State Tally for Leg Three (48 of 48): Florida (for the capital), Alabama, Tennessee, Mississippi, Arkansas, Louisiana, Oklahoma, Texas, New Mexico, Arizona, Colorado, Utah and Wyoming (again), Nevada, and California.
State Tally for Leg Two (36 of 48): Vermont, New Hampshire, Maine, Massachusetts, Connecticut, Rhode Island, New Jersey, Delaware, Maryland, (District of Columbia), Virginia, West Virginia (again – this time for the capital bonus points), Kentucky, North and South Carolina, Georgia and Florida.
State Tally at End of Leg One (21 of 48): Washington, Oregon, Idaho, Utah, Wyoming, Montana, North and South Dakota, Nebraska, Kansas, Minnesota, Iowa, Missouri, Illinois, Wisconsin, Indiana, Michigan, Ohio, West Virginia, Pennsylvania and New York.
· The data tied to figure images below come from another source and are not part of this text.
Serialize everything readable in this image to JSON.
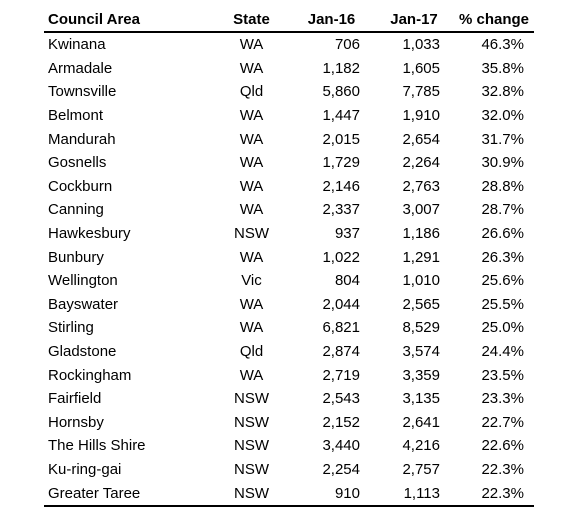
{
  "table": {
    "headers": [
      "Council Area",
      "State",
      "Jan-16",
      "Jan-17",
      "% change"
    ],
    "rows": [
      [
        "Kwinana",
        "WA",
        "706",
        "1,033",
        "46.3%"
      ],
      [
        "Armadale",
        "WA",
        "1,182",
        "1,605",
        "35.8%"
      ],
      [
        "Townsville",
        "Qld",
        "5,860",
        "7,785",
        "32.8%"
      ],
      [
        "Belmont",
        "WA",
        "1,447",
        "1,910",
        "32.0%"
      ],
      [
        "Mandurah",
        "WA",
        "2,015",
        "2,654",
        "31.7%"
      ],
      [
        "Gosnells",
        "WA",
        "1,729",
        "2,264",
        "30.9%"
      ],
      [
        "Cockburn",
        "WA",
        "2,146",
        "2,763",
        "28.8%"
      ],
      [
        "Canning",
        "WA",
        "2,337",
        "3,007",
        "28.7%"
      ],
      [
        "Hawkesbury",
        "NSW",
        "937",
        "1,186",
        "26.6%"
      ],
      [
        "Bunbury",
        "WA",
        "1,022",
        "1,291",
        "26.3%"
      ],
      [
        "Wellington",
        "Vic",
        "804",
        "1,010",
        "25.6%"
      ],
      [
        "Bayswater",
        "WA",
        "2,044",
        "2,565",
        "25.5%"
      ],
      [
        "Stirling",
        "WA",
        "6,821",
        "8,529",
        "25.0%"
      ],
      [
        "Gladstone",
        "Qld",
        "2,874",
        "3,574",
        "24.4%"
      ],
      [
        "Rockingham",
        "WA",
        "2,719",
        "3,359",
        "23.5%"
      ],
      [
        "Fairfield",
        "NSW",
        "2,543",
        "3,135",
        "23.3%"
      ],
      [
        "Hornsby",
        "NSW",
        "2,152",
        "2,641",
        "22.7%"
      ],
      [
        "The Hills Shire",
        "NSW",
        "3,440",
        "4,216",
        "22.6%"
      ],
      [
        "Ku-ring-gai",
        "NSW",
        "2,254",
        "2,757",
        "22.3%"
      ],
      [
        "Greater Taree",
        "NSW",
        "910",
        "1,113",
        "22.3%"
      ]
    ]
  }
}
One hour to penalty points. The rallymaster walked by me and tapped her watch - I know tick tock. These tight finishes make everyone nervous. She might get a handful of penalty points, but she'll still be fine. A few friends ready to direct her to the "stop the clock" table. People are milling around the parking lot now. Bikes everywhere. Lots of pacing.
Ok people, she has 2.5 hours until penalty points at 10:00 a.m. She has 2 hrs and 26 minutes of riding to get here. And it's through the Los Angeles area. I have to stop drinking coffee now.
The rally HQ here has been a buzz since about 6 a.m. this morning. Riders are coming in - BIG smiles. Lots of hugs and slaps on the back. Lots of people asking me how Kirsten is doing, quickly followed by, "boy, she put together a great ride."
There has been another accident, although the rider is ok. The local BMW shop is here and helping out. We have an appointment for Kirsten this afternoon for new tires, oil change, and to check out that front wheel that's been a bother on this trip. When I made the appointment the other day, they said, "tell her the guys from Brown Motor Works said - you go girl!"